On the card side - to send the public key :

pubKey = (ECPublicKey) KeyBuilder.buildKey(
            KeyBuilder.TYPE_EC_FP_PUBLIC, (short) 0x0100, false);
pubKey.setFieldFP(p, (short) 0x0001, (short) 0x0020);
pubKey.setA(a, (short) 0x0001, (short) 0x0020);
pubKey.setB(b, (short) 0x0000, (short) 0x0020);
pubKey.setR(r, (short) 0x0001, (short) 0x0020);
pubKey.setG(g, (short) 0x0000, (short) g.length);

privKey = (ECPrivateKey) KeyBuilder.buildKey(
        KeyBuilder.TYPE_EC_FP_PRIVATE, (short) 0x0100, false);

KeyPair keypair = new KeyPair(pubKey, privKey);
    keypair.genKeyPair();

short len = pubKey.getW(apduBuffer, (short) 0x0000);
setOutgoingAndSend((short) 0x0000, len);

The response sent is:

APDU <<<: 04C2B28FBE96C5EAC1E81750E9B288B0BD8357D3AED4EA39413197D734B145EBC92F3FD7489B9A7EF4C8A956427668851F0BB3A55D5C7B9033A533F21463E1A2139000

So the first coordinate is x = C2B28FBE96C5EAC1E81750E9B288B0BD8357D3AED4EA39413197D734B145EBC9 and the second one, y = 2F3FD7489B9A7EF4C8A956427668851F0BB3A55D5C7B9033A533F21463E1A213

On the computer side - to recover the key and resend it:

byte[] x = new byte[32];
byte[] y = new byte[32];
System.arraycopy(W, 1, x, 0, x.length);
System.arraycopy(W, 1 + x.length, y, 0, y.length);

ECPublicKeySpec pub = new ECPublicKeySpec(new ECPoint(new BigInteger(1,x), new BigInteger(1,y)), ecParamSpec);

ECPublicKey ecPubKey = (ECPublicKey) kf.generatePublic(pub);

byte[] k_x = ecPubKey.getEncoded();

byte[] tmp = new byte[70];
tmp[0] = (byte) 0x80;
tmp[1] = (byte) 0x20;
tmp[2] = (byte) 0x00;
tmp[3] = (byte) 0x00;
tmp[4] = (byte) (65);
System.arraycopy(k_x, k_x.length - 65, tmp, 5,65);

sendApdu(cardChan, tmp);

The APDU sent is:

APDU >>>: 802000004104C2B28FBE96C5EAC1E81750E9B288B0BD8357D3AED4EA39413197D734B145EBC92F3FD7489B9A7EF4C8A956427668851F0BB3A55D5C7B9033A533F21463E1A213

So we can easily see that the data which is sent is exactly the same that the one received before.

And, finally, on the card side, I have the following code to recover the key:

pubKey.setW(apduBuffer, ISO7816.OFFSET_CDATA,
            ISO7816.OFFSET_LC);

len = pubKey.getW(apduBuffer, (short) 0x0000);
setOutgoingAndSend((short) 0x0000, len);

But I get APDU >>>: 0401

Which means CryptoException.ILLEGAL_VALUE that is raised at the instruction

pubKey.setW(apduBuffer, ISO7816.OFFSET_CDATA,
                ISO7816.OFFSET_LC);

How can it raises an Exception knowing that I send the same thing that I get by pubKey.getW()?

1

There are 1 answers

4
Maarten Bodewes On BEST ANSWER

The problem is likely:

pubKey.setW(apduBuffer, ISO7816.OFFSET_CDATA, ISO7816.OFFSET_LC);

First of all, you should not use ISO7816.OFFSET_CDATA and ISO7816.OFFSET_LC directly.

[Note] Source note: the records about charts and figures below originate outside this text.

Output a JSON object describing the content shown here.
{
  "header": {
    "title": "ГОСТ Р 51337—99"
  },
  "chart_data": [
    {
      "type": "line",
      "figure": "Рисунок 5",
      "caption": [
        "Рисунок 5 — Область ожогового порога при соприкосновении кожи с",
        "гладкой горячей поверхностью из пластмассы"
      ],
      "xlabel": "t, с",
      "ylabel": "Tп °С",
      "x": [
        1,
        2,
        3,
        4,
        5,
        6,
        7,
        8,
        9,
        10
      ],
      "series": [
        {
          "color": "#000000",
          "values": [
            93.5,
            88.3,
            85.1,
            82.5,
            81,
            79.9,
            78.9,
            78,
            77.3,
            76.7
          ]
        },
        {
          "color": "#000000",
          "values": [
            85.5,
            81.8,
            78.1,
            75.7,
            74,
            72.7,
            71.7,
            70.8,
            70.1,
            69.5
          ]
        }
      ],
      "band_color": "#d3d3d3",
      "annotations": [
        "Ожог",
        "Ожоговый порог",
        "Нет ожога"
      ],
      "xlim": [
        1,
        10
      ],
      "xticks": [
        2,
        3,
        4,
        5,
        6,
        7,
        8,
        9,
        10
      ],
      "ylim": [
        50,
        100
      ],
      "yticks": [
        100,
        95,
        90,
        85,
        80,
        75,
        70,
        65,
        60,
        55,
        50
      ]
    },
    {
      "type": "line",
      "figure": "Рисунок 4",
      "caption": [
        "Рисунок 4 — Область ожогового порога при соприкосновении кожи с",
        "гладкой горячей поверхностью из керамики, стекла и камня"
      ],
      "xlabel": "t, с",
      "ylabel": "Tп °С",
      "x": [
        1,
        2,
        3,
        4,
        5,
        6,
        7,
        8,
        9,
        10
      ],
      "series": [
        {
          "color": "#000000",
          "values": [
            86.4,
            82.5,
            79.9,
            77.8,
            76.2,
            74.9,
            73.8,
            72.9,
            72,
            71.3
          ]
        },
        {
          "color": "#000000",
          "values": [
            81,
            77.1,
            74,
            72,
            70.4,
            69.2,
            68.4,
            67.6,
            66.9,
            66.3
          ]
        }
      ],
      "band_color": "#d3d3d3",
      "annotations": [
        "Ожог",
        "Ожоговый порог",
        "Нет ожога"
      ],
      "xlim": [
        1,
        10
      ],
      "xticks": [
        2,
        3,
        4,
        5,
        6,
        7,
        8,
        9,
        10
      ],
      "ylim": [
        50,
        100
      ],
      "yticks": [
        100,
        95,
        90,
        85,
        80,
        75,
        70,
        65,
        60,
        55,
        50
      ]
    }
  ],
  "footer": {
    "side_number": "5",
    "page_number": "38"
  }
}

Use APDU.getOffsetCData for the location of the command data and use APDU.setIncomingAndReceive to get the Nc value (Lc is the encoding of the Nc value).

Currently your code is failing as you use ISO7816.OFFSET_LC instead of the output of setIncomingAndReceive. ISO7816.OFFSET_LC is a constant set to the value 4. Your public point is bigger than that.